Q.If O and o' are circumcentre and orthocentre of triangle ABC , than OAvector +OBvector +OCvector equals
1. 2oo'vector
2. oo'vector
3. o'ovector
4. 2o'ovector

please give your choice with correct explanation

Q. If a,b,c are non-coplanar unit vectors such that avector cross (bvector cross cvector) = (bvector+cvector)/sqrtroot2,
then the angle between avector and bvector is
1. 3pi/4
2. pi/4
3. pi/2
4. pi

jcaron2 · Apr 9, 2011, 09:32 PM

If you look at the attached picture where I've drawn it out, you can see that the answer to the first question is the OO' vector.

The circumcenter, O, is constructed with blue lines. The orthocenter, O', is constructed with green lines.
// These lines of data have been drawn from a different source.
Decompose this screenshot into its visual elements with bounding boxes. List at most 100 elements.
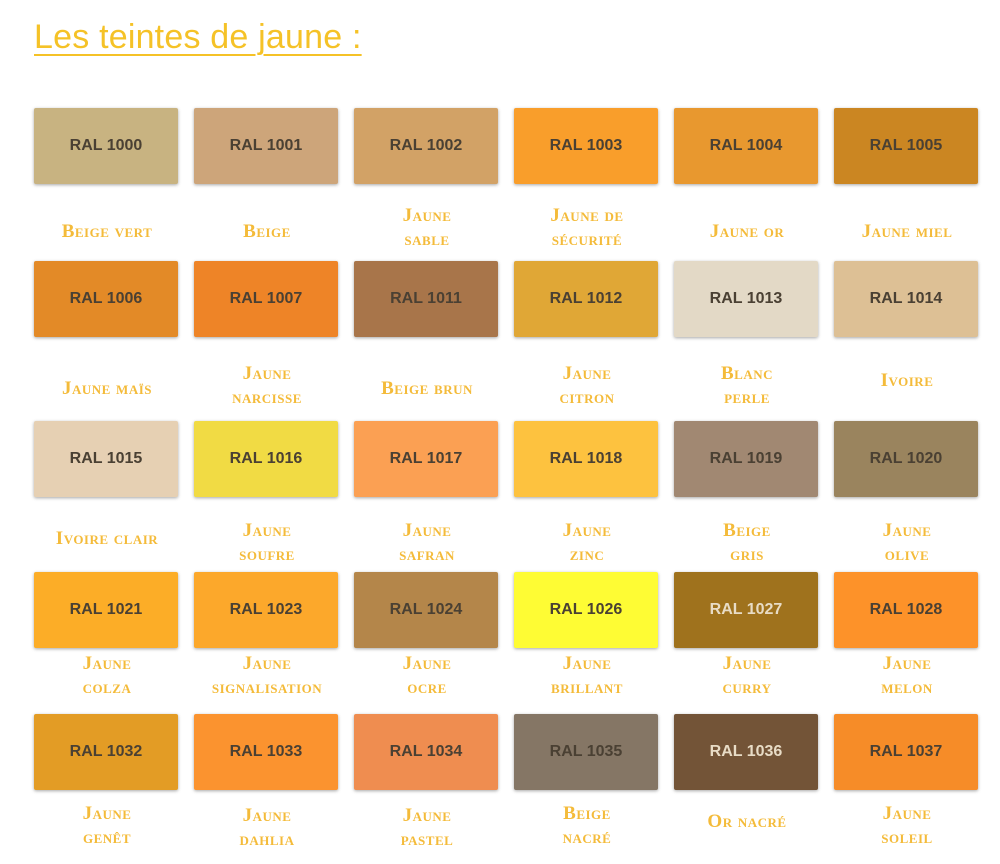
color-name: Blanc perle [654, 362, 840, 410]
color-name: Jaune curry [654, 652, 840, 700]
ral-code: RAL 1005 [869, 137, 943, 154]
ral-code: RAL 1021 [69, 601, 143, 618]
color-swatch: RAL 1019 [674, 421, 818, 497]
ral-code: RAL 1024 [389, 601, 463, 618]
ral-code: RAL 1034 [389, 743, 463, 760]
color-name-line: safran [399, 544, 455, 565]
color-name-line: curry [722, 677, 772, 698]
color-name-line: Jaune [562, 363, 612, 384]
color-name-line: signalisation [211, 677, 323, 698]
ral-code: RAL 1015 [69, 450, 143, 467]
color-name: Jaune soleil [814, 802, 1000, 850]
color-name-line: Jaune [402, 653, 452, 674]
ral-code: RAL 1016 [229, 450, 303, 467]
color-name: Jaune genêt [14, 802, 200, 850]
color-name: Jaune ocre [334, 652, 520, 700]
color-swatch: RAL 1000 [34, 108, 178, 184]
color-swatch: RAL 1032 [34, 714, 178, 790]
color-name-line: zinc [569, 544, 605, 565]
color-name-line: Beige [563, 803, 611, 824]
color-name-line: narcisse [232, 387, 302, 408]
color-swatch: RAL 1002 [354, 108, 498, 184]
color-name-line: Jaune [882, 803, 932, 824]
color-swatch: RAL 1017 [354, 421, 498, 497]
color-swatch: RAL 1023 [194, 572, 338, 648]
color-name-line: Jaune miel [861, 221, 953, 242]
color-swatch: RAL 1011 [354, 261, 498, 337]
ral-code: RAL 1037 [869, 743, 943, 760]
color-swatch: RAL 1027 [674, 572, 818, 648]
color-swatch: RAL 1006 [34, 261, 178, 337]
ral-code: RAL 1018 [549, 450, 623, 467]
color-name-line: Jaune [82, 803, 132, 824]
color-name-line: Jaune [242, 805, 292, 826]
ral-code: RAL 1023 [229, 601, 303, 618]
color-name-line: Jaune [242, 653, 292, 674]
color-name-line: dahlia [239, 829, 295, 850]
color-name: Jaune zinc [494, 519, 680, 567]
color-swatch: RAL 1016 [194, 421, 338, 497]
color-swatch: RAL 1035 [514, 714, 658, 790]
ral-code: RAL 1014 [869, 290, 943, 307]
color-name-line: genêt [82, 827, 131, 848]
color-name-line: Jaune [882, 653, 932, 674]
color-swatch: RAL 1005 [834, 108, 978, 184]
color-swatch: RAL 1003 [514, 108, 658, 184]
color-name: Jaune signalisation [174, 652, 360, 700]
color-name-line: pastel [400, 829, 454, 850]
color-name-line: nacré [562, 827, 612, 848]
color-name: Jaune citron [494, 362, 680, 410]
color-name-line: gris [730, 544, 764, 565]
color-swatch: RAL 1037 [834, 714, 978, 790]
color-name: Jaune colza [14, 652, 200, 700]
color-swatch: RAL 1007 [194, 261, 338, 337]
color-name-line: melon [881, 677, 933, 698]
color-name-line: citron [559, 387, 615, 408]
color-name: Beige nacré [494, 802, 680, 850]
color-name: Jaune or [654, 220, 840, 244]
color-name-line: Jaune [402, 805, 452, 826]
color-name-line: Jaune de [550, 205, 624, 226]
color-name: Jaune miel [814, 220, 1000, 244]
ral-code: RAL 1035 [549, 743, 623, 760]
ral-code: RAL 1006 [69, 290, 143, 307]
color-name-line: Jaune maïs [61, 378, 153, 399]
ral-code: RAL 1007 [229, 290, 303, 307]
color-swatch: RAL 1024 [354, 572, 498, 648]
ral-code: RAL 1012 [549, 290, 623, 307]
color-name-line: Jaune [562, 653, 612, 674]
color-name: Ivoire clair [14, 527, 200, 551]
ral-code: RAL 1017 [389, 450, 463, 467]
color-name-line: soufre [239, 544, 295, 565]
color-name-line: Jaune [242, 520, 292, 541]
color-swatch: RAL 1015 [34, 421, 178, 497]
color-name-line: Jaune [82, 653, 132, 674]
ral-code: RAL 1028 [869, 601, 943, 618]
color-name: Jaune safran [334, 519, 520, 567]
color-name-line: Jaune [402, 520, 452, 541]
ral-code: RAL 1002 [389, 137, 463, 154]
ral-code: RAL 1033 [229, 743, 303, 760]
color-name-line: sécurité [551, 229, 623, 250]
color-name-line: colza [82, 677, 132, 698]
color-name: Jaune brillant [494, 652, 680, 700]
ral-code: RAL 1004 [709, 137, 783, 154]
color-swatch: RAL 1026 [514, 572, 658, 648]
color-swatch: RAL 1020 [834, 421, 978, 497]
color-name-line: Jaune [402, 205, 452, 226]
color-name: Jaune dahlia [174, 804, 360, 852]
ral-code: RAL 1000 [69, 137, 143, 154]
ral-code: RAL 1013 [709, 290, 783, 307]
color-name: Jaune soufre [174, 519, 360, 567]
color-swatch: RAL 1028 [834, 572, 978, 648]
color-swatch: RAL 1004 [674, 108, 818, 184]
color-name-line: Jaune [242, 363, 292, 384]
color-name-line: ocre [407, 677, 447, 698]
ral-code: RAL 1032 [69, 743, 143, 760]
color-name: Beige vert [14, 220, 200, 244]
color-swatch: RAL 1033 [194, 714, 338, 790]
color-name: Or nacré [654, 810, 840, 834]
color-name-line: olive [884, 544, 930, 565]
color-name-line: sable [404, 229, 450, 250]
color-name: Jaune maïs [14, 377, 200, 401]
You can see when the OA, OB, and OC vectors (shown in red) are added head to tail starting at O, the finish point is exactly O'.
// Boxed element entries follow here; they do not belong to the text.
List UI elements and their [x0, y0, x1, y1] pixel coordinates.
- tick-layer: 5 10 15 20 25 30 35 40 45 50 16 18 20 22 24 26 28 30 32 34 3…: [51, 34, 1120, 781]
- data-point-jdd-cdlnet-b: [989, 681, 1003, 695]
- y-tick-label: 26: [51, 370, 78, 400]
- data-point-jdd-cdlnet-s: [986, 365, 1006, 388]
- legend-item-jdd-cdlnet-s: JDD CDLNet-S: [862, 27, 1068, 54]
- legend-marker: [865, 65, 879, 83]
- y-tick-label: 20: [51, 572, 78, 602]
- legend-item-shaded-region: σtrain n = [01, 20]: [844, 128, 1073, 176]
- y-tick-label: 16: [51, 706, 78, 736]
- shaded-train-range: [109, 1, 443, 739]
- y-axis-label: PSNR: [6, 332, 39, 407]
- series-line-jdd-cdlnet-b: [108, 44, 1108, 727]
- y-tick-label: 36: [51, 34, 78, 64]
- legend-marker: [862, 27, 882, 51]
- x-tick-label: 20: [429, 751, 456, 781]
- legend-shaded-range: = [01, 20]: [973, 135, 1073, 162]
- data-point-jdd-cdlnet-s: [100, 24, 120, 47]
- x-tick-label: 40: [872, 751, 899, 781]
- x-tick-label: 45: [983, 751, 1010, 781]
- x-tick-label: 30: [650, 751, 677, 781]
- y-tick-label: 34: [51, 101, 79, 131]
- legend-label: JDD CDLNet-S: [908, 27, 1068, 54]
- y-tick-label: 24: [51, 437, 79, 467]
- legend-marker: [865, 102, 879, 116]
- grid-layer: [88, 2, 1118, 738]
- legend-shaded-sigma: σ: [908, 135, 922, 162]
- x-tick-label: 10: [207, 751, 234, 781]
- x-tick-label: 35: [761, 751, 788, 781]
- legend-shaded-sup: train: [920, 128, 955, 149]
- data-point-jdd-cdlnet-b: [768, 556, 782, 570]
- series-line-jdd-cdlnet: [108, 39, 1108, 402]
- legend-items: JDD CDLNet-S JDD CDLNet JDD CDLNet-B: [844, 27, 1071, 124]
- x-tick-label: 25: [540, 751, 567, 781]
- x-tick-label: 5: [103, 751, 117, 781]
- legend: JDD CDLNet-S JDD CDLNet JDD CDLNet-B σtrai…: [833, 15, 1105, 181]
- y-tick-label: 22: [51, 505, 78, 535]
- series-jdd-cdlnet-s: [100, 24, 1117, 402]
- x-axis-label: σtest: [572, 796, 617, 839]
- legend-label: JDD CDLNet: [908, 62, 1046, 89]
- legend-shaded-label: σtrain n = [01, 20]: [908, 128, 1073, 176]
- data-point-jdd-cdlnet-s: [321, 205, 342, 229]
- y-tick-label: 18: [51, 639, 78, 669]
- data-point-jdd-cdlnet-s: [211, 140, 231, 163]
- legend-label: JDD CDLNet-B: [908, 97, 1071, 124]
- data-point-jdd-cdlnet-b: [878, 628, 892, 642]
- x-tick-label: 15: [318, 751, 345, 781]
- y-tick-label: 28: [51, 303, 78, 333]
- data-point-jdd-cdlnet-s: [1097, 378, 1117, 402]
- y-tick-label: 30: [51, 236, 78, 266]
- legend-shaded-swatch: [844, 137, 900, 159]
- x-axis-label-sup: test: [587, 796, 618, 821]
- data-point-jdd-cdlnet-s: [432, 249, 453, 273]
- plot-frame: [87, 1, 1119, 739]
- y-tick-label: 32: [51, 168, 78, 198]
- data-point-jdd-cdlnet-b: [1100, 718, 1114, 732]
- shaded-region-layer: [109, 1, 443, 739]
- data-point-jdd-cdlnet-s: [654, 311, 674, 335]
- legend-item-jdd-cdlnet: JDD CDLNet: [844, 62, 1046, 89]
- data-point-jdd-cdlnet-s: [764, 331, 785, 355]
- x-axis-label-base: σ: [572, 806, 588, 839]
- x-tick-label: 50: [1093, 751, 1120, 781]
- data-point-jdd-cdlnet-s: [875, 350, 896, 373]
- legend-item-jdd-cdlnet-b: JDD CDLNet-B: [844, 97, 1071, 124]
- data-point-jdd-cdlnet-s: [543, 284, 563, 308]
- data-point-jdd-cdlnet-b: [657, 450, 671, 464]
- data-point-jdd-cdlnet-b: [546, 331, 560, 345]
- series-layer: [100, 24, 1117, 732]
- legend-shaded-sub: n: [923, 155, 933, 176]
ApoorvGoel · Apr 13, 2011, 02:48 PM

Thanks a lot for your answer
Sir please also answer the 2nd question

jcaron2 · Apr 13, 2011, 08:23 PM

Here's how I approach the second question without putting too, too much thought into it:

The problem suggests that there's only one answer. That means that the angle between A and B is always the same, no matter what B and C vectors you choose. Hence if we can find the answer for some B and C combination, that must be the correct answer for all B's and C's.

Therefore, I choose to assume B and C are orthogonal unit vectors directed in the x and y directions, respectively. (If you write the vectors in terms of the typical I, j, and k unit vectors then B = I and C = j).
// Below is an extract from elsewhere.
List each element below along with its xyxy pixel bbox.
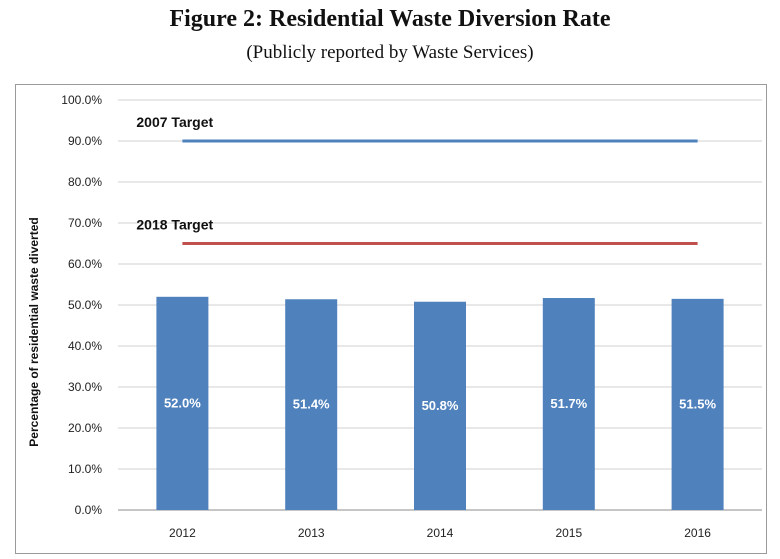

That means that the right side of the equation is equal to a unit vector directed at a pi/2 angle from B and C, but in the same plane.

Meanwhile, the cross-product in parentheses on the left side of the equation is equal to a unit vector in the z direction (a.k.a. the k vector).

So what vector A, crossed with k, results in the right side of the equation? One which is directed in the same plane as B and C directed along the -x and y directions. That puts it at an angle of 3pi/4 from B.

See the figure below for a better illustration of what I'm trying to say. The unit circle is just so you can see that the vectors all end up being unit length.

ApoorvGoel · Apr 14, 2011, 03:48 AM

sir thanks for giving your answer but I am having trouble to understand that how did u say that the angle is 3pi/4
sir the solution of this question( from the book from where I had given this question) is
avector.bvector =-1/sqrt2
cos@ = -1/sqrt2
@=3pi/4
where @ is the angle b/w A and B
in this solution I am not able to understand that how did we get avector.bvector=1/sqrt2
please help me

jcaron2 · Apr 14, 2011, 08:39 AM

ApoorvGoel, sorry, there was a much easier way to approach this problem. :o

Are you familiar with Lagrange's formula (also known as a triple product expansion)?

The formula says:

$\hat{A}\times (\hat{B} \times \hat{C})=\hat{B}(\hat{A} \cdot \hat{C})) - \hat{C}(\hat{A} \cdot \hat{B}))$

The means that the right-hand side of your equation is equal to the right-hand side of Lagrange's equation:

$\frac{\hat{B}+\hat{C}}{\sqrt 2}=\hat{B}(\hat{A} \cdot \hat{C})) - \hat{C}(\hat{A} \cdot \hat{B}))$

Since the B and C vectors are independent, you can separate the above into two separate equations.

$\frac{\hat{B}}{\sqrt 2}=\hat{B}(\hat{A} \cdot \hat{C}))$

$\frac{\hat{C}}{\sqrt 2}=- \hat{C}(\hat{A} \cdot \hat{B}))$

Therefore

$-\frac{1}{\sqrt 2}=(\hat{A} \cdot \hat{B}))$

ApoorvGoel · Apr 22, 2011, 08:38 PM

Thanks a lot for your answer

jcaron2 · Apr 22, 2011, 09:16 PM

You're welcome!